Backward Design Does Not Mean Linear Work
Some instructors worry that backward design feels too rigid or outcome-focused. But in a creative classroom, outcomes do not have to be singular or fixed. Backward design gives structure, not limits. You can think of it as a compass, not a map.
Some of the most flexible and generative courses use backward design to define what success might look like in different forms. Students still have creative freedom, but they understand the direction and purpose of their work.
Sample in Practice: A Graphic Design Course
Outcome: Students will be able to create a multi-page layout using a grid system that communicates clear visual hierarchy.

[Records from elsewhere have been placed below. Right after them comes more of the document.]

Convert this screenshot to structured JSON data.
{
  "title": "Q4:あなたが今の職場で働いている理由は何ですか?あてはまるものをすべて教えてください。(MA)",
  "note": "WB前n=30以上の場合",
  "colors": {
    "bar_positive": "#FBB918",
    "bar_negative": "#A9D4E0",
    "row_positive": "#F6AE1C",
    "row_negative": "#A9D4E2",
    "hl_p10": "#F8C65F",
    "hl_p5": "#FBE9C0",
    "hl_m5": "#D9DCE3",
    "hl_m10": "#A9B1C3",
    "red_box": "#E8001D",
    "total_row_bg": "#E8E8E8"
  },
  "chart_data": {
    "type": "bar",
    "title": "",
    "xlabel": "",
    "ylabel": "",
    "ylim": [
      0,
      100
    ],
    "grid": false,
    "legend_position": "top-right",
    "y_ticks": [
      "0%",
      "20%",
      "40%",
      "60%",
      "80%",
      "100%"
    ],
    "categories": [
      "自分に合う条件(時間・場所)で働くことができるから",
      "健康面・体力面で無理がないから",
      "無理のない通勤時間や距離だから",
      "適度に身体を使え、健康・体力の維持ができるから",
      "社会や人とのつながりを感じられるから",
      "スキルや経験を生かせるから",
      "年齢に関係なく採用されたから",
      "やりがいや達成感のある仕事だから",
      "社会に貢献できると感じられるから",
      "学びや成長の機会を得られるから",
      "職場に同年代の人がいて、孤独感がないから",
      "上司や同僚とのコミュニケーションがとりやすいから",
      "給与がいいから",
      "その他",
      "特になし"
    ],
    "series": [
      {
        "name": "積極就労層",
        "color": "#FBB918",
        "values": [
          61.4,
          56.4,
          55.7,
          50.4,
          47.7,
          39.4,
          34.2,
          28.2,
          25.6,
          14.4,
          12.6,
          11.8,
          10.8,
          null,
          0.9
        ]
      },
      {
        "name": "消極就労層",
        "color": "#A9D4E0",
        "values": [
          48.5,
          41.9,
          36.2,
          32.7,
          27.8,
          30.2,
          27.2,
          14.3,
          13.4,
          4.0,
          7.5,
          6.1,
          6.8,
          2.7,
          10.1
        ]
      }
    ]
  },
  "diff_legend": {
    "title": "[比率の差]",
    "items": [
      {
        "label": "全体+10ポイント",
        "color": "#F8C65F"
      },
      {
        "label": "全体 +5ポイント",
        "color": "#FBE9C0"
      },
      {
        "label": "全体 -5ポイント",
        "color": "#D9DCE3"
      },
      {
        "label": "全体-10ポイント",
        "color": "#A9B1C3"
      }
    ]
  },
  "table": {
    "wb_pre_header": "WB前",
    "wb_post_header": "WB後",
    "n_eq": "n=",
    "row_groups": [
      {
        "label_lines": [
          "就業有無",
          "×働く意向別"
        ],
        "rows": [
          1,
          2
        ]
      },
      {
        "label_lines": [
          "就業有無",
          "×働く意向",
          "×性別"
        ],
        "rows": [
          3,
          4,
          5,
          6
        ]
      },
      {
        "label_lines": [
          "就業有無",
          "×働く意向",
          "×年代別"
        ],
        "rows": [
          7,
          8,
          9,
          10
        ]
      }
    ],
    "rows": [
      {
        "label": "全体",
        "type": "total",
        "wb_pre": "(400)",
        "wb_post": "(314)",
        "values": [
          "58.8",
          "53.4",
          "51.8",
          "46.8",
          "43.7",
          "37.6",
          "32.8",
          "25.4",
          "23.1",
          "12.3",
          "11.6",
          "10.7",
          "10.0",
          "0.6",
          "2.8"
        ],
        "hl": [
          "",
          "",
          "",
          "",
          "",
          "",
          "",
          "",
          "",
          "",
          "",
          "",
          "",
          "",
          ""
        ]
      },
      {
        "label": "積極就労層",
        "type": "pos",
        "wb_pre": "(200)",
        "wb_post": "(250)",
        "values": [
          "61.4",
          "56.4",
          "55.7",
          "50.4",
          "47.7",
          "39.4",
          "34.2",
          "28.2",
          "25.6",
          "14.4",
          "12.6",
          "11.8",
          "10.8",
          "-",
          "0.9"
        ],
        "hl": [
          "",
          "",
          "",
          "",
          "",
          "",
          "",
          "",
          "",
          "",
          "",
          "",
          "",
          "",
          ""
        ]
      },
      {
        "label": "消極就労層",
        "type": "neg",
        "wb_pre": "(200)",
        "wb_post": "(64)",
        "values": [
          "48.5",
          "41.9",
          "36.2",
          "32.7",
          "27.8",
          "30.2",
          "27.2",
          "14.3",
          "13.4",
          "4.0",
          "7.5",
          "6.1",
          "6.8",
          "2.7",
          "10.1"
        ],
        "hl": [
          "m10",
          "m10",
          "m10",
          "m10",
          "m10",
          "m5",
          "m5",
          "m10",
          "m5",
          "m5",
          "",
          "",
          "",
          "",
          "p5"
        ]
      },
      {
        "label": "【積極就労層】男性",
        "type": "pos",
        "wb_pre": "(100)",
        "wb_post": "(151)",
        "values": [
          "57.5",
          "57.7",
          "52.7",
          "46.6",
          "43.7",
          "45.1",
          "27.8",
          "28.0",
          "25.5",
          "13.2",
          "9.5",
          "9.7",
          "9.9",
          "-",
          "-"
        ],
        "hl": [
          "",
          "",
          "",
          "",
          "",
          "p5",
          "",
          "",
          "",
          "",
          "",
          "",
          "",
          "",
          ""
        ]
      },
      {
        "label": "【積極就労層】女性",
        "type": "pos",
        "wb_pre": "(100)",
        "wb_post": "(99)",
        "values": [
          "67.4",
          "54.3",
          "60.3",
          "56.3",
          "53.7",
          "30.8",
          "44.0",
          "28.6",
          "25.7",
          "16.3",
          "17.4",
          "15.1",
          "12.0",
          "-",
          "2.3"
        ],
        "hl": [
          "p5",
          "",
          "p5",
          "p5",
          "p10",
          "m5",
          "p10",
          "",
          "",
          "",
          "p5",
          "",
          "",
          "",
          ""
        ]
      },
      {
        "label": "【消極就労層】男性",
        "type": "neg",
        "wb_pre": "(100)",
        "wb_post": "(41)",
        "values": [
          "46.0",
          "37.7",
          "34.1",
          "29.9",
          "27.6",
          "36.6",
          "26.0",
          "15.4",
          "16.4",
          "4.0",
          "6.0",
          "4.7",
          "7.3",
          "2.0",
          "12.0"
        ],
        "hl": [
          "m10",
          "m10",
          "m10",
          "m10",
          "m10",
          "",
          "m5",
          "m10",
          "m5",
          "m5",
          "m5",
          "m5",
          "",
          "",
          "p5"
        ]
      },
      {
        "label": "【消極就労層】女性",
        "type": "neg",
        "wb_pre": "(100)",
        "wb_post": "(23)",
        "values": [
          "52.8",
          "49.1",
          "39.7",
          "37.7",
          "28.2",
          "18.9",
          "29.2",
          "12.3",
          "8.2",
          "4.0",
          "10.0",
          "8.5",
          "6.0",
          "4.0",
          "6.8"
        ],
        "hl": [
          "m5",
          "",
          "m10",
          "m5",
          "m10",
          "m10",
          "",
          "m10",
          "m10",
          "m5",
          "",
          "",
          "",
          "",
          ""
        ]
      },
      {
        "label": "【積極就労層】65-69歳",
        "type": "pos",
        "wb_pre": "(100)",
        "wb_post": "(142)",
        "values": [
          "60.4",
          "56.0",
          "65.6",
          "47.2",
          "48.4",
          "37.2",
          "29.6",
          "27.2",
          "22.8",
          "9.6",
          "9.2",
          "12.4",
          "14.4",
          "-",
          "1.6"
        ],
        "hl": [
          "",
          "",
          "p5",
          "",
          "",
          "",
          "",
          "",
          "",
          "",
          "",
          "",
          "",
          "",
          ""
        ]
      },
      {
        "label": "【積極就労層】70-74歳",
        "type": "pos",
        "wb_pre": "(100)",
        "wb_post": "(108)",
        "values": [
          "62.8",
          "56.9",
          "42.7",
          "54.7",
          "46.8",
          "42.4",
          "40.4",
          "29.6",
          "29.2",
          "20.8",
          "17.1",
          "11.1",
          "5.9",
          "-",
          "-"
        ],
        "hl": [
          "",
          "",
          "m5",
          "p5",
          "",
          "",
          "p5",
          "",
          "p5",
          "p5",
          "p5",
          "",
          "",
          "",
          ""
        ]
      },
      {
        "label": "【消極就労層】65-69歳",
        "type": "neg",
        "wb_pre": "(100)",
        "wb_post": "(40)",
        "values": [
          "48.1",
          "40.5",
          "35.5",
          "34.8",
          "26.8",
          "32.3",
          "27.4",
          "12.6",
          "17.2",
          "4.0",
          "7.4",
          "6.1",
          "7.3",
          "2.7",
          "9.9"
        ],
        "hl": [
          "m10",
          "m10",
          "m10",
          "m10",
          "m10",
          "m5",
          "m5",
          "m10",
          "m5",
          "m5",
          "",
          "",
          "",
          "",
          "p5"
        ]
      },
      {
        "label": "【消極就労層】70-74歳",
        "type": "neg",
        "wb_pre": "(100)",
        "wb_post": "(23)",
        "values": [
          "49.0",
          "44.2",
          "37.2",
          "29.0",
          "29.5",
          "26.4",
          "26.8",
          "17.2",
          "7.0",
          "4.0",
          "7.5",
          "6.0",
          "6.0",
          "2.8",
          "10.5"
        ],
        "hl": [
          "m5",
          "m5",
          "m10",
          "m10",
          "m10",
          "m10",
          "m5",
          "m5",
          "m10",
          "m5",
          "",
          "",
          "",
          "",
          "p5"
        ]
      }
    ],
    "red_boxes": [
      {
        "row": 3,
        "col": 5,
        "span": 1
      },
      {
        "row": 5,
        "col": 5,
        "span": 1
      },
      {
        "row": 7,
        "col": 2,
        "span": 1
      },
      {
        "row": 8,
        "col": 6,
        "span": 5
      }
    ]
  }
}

Evidence: A final two-page magazine spread with headline, subhead, imagery, and body text. This will be paired with a short written reflection explaining layout choices.
Scaffolded Activities:
Week 2: Introduction to grid systems through a cut-and-paste zine activity
Week 4: Peer critique of draft layouts using a shared feedback guide
Week 6: Workshop focused on typography hierarchy and visual alignment
Week 7: Final layout due along with process documentation
This sequence supports the learning outcome while still allowing students to bring their own concepts, themes, and visual voice into the project.
Final Thoughts
Starting with the outcome does not mean dictating the end result. It means making space for students to understand what they are learning and why it matters. It helps them reflect, assess their own work, and build habits they will use beyond your course.
In creative learning, where ambiguity and discovery are part of the process, backward design helps keep that openness rooted in purpose. It is not about removing flexibility. It is about designing with intention.